Hundreds of ex-staff had to agree to the class action against the company as part of their deal to get bailed out by the Bermuda Government when Gencom failed to pay them, according to Curtis Dickinson.
Mr Dickinson said in a press conference that lawyers hired by the employees would be writing to Gencom shortly.
Mr Dickinson said the Government was prepared to go ahead with a promised redevelopment of the site “without Gencom if necessary”.
The Miami-based company, which bought the Fairmont Southampton in December 2019, shuttered the premises in October after the Covid-19 pandemic scuppered most of this year’s tourism.
Gencom said there would be an intensive 18-month makeover of the hotel, which was scheduled to reopen in 2022. (See timeline here)
The company was left with substantial redundancy payments for nearly 700 staff, about 500 of whom were Bermudian.
Mr Dickinson said $9.7 million had been paid to 552 employees so far. In all, $11 million in redundancy payments are owed to 671 former employees.
He added: “The timing of any further advances is completely subject to any remaining employees submitting properly signed documentation.”
Mr Dickinson said that if Gencom failed to make the payments or if there was no response to their counsel’s letters seeking payment for the former staff, the lawyers would sue in the Bermuda Supreme Court.
Mr Dickinson said the employees agreed to form a class when they signed their loan agreements with the Government. This means they can bring a class-action lawsuit against the company rather than hiring their own individual lawyers and bringing their own actions.
Mr Dickinson said the Government took advice from “leading UK and Bermuda counsel on the impact of the Employment Act” before making the payments.
“The agreements entered into by each employee prior to their payment are likewise designed with the statute in mind.”
Mr Dickinson said the Government had made its move after Gencom’s November 20 deadline for the payments expired, and after a week of no communications from the company on a payment plan.
He said lawyers for former staff would issue a “statutory demand” on the site’s owner, Westend Properties, owned in turn by Gencom, for the payments to be made.
If no payment arrangement is in place with the firm, lawyers can apply to the Supreme Court.
Mr Dickinson also said Government was prepared to work with other investors to start the hotel renovation project if Gencom was unable to raise sufficient capital.

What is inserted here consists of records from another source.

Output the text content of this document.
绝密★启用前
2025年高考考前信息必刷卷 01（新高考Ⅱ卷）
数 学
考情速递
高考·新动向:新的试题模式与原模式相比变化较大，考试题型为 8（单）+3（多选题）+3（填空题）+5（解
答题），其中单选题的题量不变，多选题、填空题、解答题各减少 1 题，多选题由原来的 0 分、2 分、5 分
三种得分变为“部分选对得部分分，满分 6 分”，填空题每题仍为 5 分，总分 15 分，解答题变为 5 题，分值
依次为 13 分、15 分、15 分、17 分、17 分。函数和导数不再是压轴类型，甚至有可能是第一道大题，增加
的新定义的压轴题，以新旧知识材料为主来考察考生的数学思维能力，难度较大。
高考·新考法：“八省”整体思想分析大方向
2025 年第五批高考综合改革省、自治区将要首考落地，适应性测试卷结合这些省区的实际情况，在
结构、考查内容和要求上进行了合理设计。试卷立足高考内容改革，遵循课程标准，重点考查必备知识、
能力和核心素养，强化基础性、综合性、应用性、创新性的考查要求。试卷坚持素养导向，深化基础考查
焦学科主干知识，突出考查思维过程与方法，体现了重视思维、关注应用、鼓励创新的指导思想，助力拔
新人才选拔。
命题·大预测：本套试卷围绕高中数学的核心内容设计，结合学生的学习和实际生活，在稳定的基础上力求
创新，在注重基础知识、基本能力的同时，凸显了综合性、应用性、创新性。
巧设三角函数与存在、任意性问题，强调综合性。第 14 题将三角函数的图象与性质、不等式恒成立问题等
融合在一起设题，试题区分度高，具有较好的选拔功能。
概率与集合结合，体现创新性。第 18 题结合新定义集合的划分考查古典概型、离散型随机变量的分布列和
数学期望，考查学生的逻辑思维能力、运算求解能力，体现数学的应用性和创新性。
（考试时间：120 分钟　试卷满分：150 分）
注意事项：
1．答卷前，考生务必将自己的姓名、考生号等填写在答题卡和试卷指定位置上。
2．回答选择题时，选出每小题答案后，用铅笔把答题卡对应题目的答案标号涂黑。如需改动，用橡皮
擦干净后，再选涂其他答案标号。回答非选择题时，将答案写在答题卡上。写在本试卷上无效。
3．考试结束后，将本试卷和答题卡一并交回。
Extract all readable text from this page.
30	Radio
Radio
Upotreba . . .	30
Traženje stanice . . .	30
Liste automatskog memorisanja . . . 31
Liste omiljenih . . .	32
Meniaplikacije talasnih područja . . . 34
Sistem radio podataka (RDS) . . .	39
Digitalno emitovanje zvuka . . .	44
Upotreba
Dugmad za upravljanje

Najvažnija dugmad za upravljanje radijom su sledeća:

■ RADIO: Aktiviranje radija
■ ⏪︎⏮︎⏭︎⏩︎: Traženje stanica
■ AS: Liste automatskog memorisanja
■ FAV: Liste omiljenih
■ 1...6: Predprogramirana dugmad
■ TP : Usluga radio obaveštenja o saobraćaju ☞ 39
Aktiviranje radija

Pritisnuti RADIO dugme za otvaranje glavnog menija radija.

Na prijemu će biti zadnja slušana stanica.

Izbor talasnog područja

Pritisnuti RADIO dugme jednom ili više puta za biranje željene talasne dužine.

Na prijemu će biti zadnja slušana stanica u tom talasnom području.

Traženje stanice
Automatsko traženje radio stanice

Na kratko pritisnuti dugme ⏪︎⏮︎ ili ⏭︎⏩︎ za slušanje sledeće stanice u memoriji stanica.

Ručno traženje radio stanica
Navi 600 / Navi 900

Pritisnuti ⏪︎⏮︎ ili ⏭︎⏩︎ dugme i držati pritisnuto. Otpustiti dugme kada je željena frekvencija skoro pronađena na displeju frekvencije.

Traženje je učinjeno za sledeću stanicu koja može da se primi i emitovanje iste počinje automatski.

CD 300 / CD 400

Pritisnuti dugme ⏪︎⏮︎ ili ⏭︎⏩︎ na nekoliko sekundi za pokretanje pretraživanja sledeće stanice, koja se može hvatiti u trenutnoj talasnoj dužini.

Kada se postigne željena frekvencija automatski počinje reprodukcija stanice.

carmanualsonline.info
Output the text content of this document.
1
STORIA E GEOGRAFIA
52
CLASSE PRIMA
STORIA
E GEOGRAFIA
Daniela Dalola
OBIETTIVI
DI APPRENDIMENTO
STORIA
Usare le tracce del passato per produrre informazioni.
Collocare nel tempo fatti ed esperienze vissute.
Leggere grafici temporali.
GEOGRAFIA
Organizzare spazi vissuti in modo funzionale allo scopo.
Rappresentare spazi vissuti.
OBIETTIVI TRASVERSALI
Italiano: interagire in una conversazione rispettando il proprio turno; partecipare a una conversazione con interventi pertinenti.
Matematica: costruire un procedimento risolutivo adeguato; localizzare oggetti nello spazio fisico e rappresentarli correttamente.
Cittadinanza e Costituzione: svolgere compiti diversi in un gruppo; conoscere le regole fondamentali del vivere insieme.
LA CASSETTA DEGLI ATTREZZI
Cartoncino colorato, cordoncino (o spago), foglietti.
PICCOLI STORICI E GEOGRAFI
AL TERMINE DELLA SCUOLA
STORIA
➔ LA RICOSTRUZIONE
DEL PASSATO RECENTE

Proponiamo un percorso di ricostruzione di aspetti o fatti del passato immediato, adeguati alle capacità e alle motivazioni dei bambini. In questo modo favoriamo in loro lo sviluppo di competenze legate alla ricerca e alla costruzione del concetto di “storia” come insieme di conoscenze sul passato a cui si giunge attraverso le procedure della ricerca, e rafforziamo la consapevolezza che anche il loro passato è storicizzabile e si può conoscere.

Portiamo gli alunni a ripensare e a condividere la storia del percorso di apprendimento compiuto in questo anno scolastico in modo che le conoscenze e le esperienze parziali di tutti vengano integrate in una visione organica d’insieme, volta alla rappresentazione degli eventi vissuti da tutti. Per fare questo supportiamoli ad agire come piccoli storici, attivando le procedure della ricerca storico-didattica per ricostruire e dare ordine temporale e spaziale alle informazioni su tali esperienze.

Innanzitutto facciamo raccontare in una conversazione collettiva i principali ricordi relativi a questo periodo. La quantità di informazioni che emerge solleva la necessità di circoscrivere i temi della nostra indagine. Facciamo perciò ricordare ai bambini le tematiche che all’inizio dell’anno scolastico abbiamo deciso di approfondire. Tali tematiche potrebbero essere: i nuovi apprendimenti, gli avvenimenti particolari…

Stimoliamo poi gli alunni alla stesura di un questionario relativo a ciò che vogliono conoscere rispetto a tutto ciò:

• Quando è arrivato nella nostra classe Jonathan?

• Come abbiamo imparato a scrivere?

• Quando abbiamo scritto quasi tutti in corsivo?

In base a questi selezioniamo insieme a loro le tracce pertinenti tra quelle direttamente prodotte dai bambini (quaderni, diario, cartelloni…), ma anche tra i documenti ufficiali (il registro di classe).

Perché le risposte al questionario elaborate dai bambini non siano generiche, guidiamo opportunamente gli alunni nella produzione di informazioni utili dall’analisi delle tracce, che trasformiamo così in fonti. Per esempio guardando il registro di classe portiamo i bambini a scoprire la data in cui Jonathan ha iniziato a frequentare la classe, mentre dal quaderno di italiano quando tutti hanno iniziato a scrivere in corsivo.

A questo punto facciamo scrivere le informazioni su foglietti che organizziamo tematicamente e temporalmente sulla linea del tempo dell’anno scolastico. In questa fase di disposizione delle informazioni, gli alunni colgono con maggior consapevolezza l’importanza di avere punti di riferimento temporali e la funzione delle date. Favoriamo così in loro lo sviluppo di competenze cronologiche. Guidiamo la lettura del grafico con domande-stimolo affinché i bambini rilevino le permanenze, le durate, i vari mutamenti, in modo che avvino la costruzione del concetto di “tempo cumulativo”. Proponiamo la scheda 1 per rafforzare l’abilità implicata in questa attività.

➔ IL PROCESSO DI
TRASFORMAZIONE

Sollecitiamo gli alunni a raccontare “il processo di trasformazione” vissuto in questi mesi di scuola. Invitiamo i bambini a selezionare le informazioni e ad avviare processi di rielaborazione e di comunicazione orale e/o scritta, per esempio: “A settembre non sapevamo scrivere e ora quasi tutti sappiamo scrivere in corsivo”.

Mr Dickinson said: “As we have demonstrated previously, the Bermuda Government is willing to use the full extent of the law to protect the interests of the people of Bermuda.”
He said the Government was looking to get the renovation of the “iconic” hotel back on track, and said the Government had examined “the potential to partner with other equity and debt investors, including Bermudian investors and lenders”.
Renovations promised for the Fairmount Southampton might have to be scaled down, but Mr Dickinson said it was difficult to assess without “examining Gencom’s books, which I have not”.
He said further plans had not been finalised, but that the uncertainty over the project would not be put on former employees who were “worst placed to bear it”.
He added: “We are committed to see this project through and are prepared to do so without Gencom if necessary, if they cannot stand behind the obligations they have.”
Gencom is still attempting to raise capital for the project, but Mr Dickinson said the hospitality giant had been hit hard by the global pandemic.
As a result, the company “has had difficulty raising financing”.
Mr Dickinson had he believed there would be “a group of investors who would be supportive of the opportunity to take that asset and move it forward” – but he said there had been no firm discussions.